W 2009 roku Michał Sieczkowski był nowym ulubieńcem widzów TVP. Przystojny młody aktor z "Plebanii" budził ogromne zainteresowanie fanek. Mogły jednak o nim jedynie pomarzyć i to nie dlatego, że był po rozwodzie i miał syna. Miał pewien sekret, który mu ciążył na sercu. Życie z tajemnicą uwierało aktorowi. Czuł, że wszystkich oszukuje i nie mógł tego znieść. To właśnie dlatego w 2009 roku postanowił wyjawić całą prawdę o sobie w rozmowie z "Repliką". Wyznał w niej, że jest gejem.
Coming out aktora był dla wszystkich szokiem. Fani nie mogli zrozumieć, jak człowiek, który ma rodzinę i żył w związku małżeńskim z kobietą, z którą doczekał się dziecka, może mówić publicznie, że podobają mu się mężczyźni. Łapali się za głowę, gdy okazało się, że Sieczkowski wziął ślub z ukochaną, gdy bliscy pary wiedzieli już, że jest gejem.
"Przez dwa lata byłem z kobietą i urodziło nam się dziecko. To był prawdziwy związek, tak wyszło. Kiedy się rozstaliśmy, wielu ludzi nie wiedziało, co o mnie myśleć, to było niejasne, czy właściwie ta żona, czy chłopak, czy co? Ale moje małżeństwo nastąpiło po okresie bycia otwartym gejem" - wspominał w wywiadzie dla "Repliki".
Choć aktorowi spadł kamień z serca i mógł znów oddychać pełną piersią, wiedząc, że nie musi już niczego ukrywać, środowisko nie chciało zaakceptować jego prawdy.

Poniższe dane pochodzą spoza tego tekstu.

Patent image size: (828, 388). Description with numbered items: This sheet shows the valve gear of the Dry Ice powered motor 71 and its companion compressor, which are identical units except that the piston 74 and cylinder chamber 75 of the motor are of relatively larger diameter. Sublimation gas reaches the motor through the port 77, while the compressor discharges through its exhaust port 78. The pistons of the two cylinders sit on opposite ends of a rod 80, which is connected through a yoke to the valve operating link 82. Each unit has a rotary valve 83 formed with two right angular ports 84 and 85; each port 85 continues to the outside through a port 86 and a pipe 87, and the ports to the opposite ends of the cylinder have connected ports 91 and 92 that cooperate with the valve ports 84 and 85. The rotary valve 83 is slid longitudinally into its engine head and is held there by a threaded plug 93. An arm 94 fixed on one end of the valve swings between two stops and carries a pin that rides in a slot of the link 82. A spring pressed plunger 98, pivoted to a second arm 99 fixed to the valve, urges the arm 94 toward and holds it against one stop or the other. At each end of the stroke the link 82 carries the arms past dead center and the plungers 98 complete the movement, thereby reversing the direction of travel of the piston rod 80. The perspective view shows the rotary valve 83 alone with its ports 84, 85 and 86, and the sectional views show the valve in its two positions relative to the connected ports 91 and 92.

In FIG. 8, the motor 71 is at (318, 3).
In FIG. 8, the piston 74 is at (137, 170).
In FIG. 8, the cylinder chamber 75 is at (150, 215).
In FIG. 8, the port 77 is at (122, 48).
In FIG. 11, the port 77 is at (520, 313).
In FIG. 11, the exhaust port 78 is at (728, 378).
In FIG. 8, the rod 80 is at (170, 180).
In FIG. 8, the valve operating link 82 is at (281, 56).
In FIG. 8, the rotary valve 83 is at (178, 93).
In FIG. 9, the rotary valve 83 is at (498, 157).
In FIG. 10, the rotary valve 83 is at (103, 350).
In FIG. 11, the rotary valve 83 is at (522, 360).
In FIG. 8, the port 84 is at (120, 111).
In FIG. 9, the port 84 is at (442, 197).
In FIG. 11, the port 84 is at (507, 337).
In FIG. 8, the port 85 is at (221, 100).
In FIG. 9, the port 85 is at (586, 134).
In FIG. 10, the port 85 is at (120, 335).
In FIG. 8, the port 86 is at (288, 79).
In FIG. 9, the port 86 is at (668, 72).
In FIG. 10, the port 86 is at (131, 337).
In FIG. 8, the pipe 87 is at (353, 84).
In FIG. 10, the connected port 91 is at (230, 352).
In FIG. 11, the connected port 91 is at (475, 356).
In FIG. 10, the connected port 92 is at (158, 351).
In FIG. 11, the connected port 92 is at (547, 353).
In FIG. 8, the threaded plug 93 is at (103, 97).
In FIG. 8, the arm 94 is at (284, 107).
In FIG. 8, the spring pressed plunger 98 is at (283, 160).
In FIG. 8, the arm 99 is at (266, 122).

Przestał dostawać role, zrezygnowano ze współpracy z nim w "Plebanii". Telefon od agenta przestał dzwonić. Nawet dziś, patrząc w filmografię Sieczkowskiego, nie sposób nie zauważyć, że nie pojawia się tam żadna nowa pozycja po 2009 roku. Odrzucenie przez środowisko sprawiło, że wyjechał za granicę i tam układał sobie życie na nowo. Wkrótce po wyznaniu rozstał się również z Wiktorem, z którym żył nieco w sekrecie i poznał miłość życia.
CZYTAJ TEŻ: Nowe doniesienia z domu Kubackich. Wszystko inne przestało mieć znaczenie
Coming out może i przystopował karierę aktora, ale dał mu wolność i miłość. Po wyjeździe za granicę poznał swoją drugą połówkę. Jego partnerem jest czeski reżyser Lukas Trpisovsky. Mężczyźni prowadzą wspólne życie i razem pracują.
"(...) Tak jak heteroseksualiści nie ukrywają swoich związków za eufemizmami, nie zastanawiają się, kiedy mówią: moja żona, ja z żoną, po prostu mówią o swoim życiu. Ja ze swoim chłopakiem też nie chcę tego ukrywać" - powiedział "Replice".
Niedawno Michał i Lukas wystawiali we wrocławskim teatrze sztukę Hansa Chrisitiana Andersena "Jaki ten świat jest wielki!".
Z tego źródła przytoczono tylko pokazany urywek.